The End of the Beginning

By Josh Leffler Posted May 31, 2013 at 1:19 pm

Back at the beginning of the school year, I wrote about how excited I was to go back to school, especially because it was my first year of middle school. But I was also a little nervous — what with the normal new stuff like teachers and the classroom. Plus, there is the new middle school stuff like schedules, rules, processes, etc.

Throughout the school year, I wrote two columns about school — one about my field trip to Colonial Williamsburg and Jamestown, and how it related to the presidential election, and one about my amazing teachers.

Depending on how long you’ve been reading my column, you might have made the connection to that Back to School post, and figured that my nervousness was for no reason. I have loved every part of my first year of middle school.

If you didn’t make that connection, now you know. It’s really great being in middle school, with switching classes, being with groups of different people, being able to help in the library at recess (which is my favorite thing to do during that time), and more.

This freedom is part of what I talked about recently — the ups and downs of growing up. The freedom of middle school is definitely an up — though it takes some getting use to.

That makes me think. When you think of lessons that school teaches you, what comes to mind? For me, it’s: math, language arts, social studies, science, PE, Spanish, art, and last but not least, music/performing arts.

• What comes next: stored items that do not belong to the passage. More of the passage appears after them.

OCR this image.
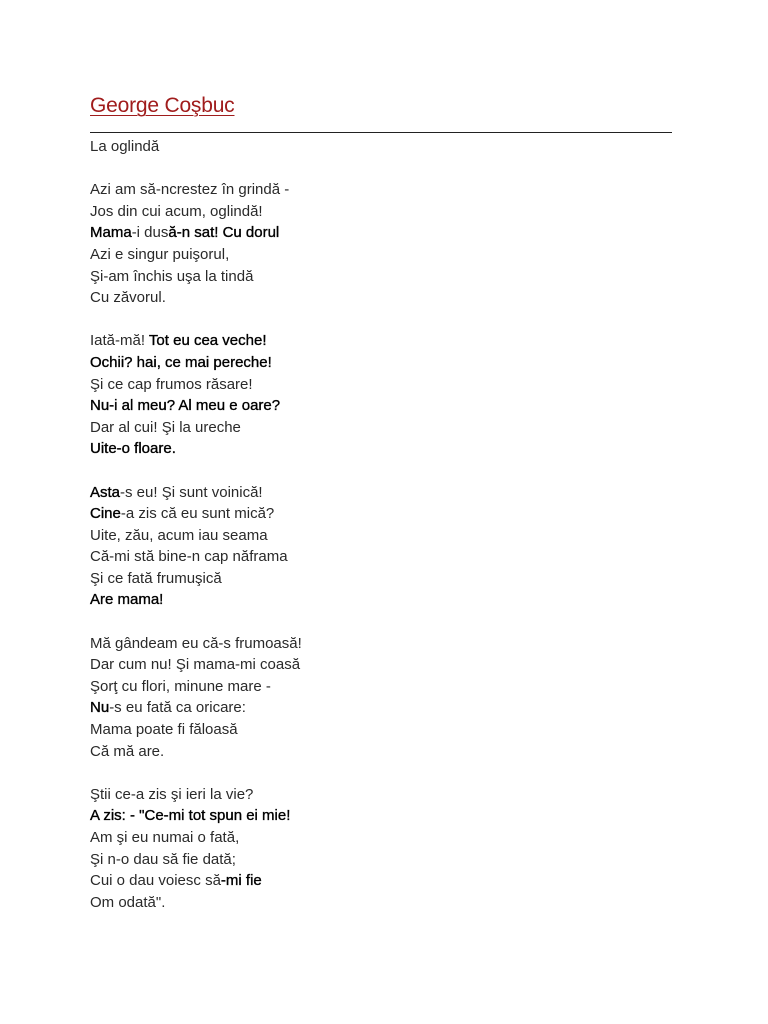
George Coşbuc
La oglindă
Azi am să-ncrestez în grindă -
Jos din cui acum, oglindă!
Mama-i dusă-n sat! Cu dorul
Azi e singur puişorul,
Şi-am închis uşa la tindă
Cu zăvorul.
Iată-mă! Tot eu cea veche!
Ochii? hai, ce mai pereche!
Şi ce cap frumos răsare!
Nu-i al meu? Al meu e oare?
Dar al cui! Şi la ureche
Uite-o floare.
Asta-s eu! Şi sunt voinică!
Cine-a zis că eu sunt mică?
Uite, zău, acum iau seama
Că-mi stă bine-n cap năframa
Şi ce fată frumuşică
Are mama!
Mă gândeam eu că-s frumoasă!
Dar cum nu! Şi mama-mi coasă
Şorţ cu flori, minune mare -
Nu-s eu fată ca oricare:
Mama poate fi făloasă
Că mă are.
Ştii ce-a zis şi ieri la vie?
A zis: - "Ce-mi tot spun ei mie!
Am şi eu numai o fată,
Şi n-o dau să fie dată;
Cui o dau voiesc să-mi fie
Om odată".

But when I think of this freedom and how we need to get used to it, school is the perfect opportunity to do so, without huge repercussions if we do something wrong. I think that there’s a hidden part of our curriculum in middle school and it’s all about how to handle the freedom. Now that I’m thinking about it, I can recall several instances where the hidden meaning behind a lesson had a lot to do with this topic.

So essentially, I’m saying that we’re learning a whole lot more than math, language arts, social studies, science, etc.

I have to give a lot of credit to my school for helping us prepare for life in that sense as well. They do so much, and I’m incredibly grateful for all that they do.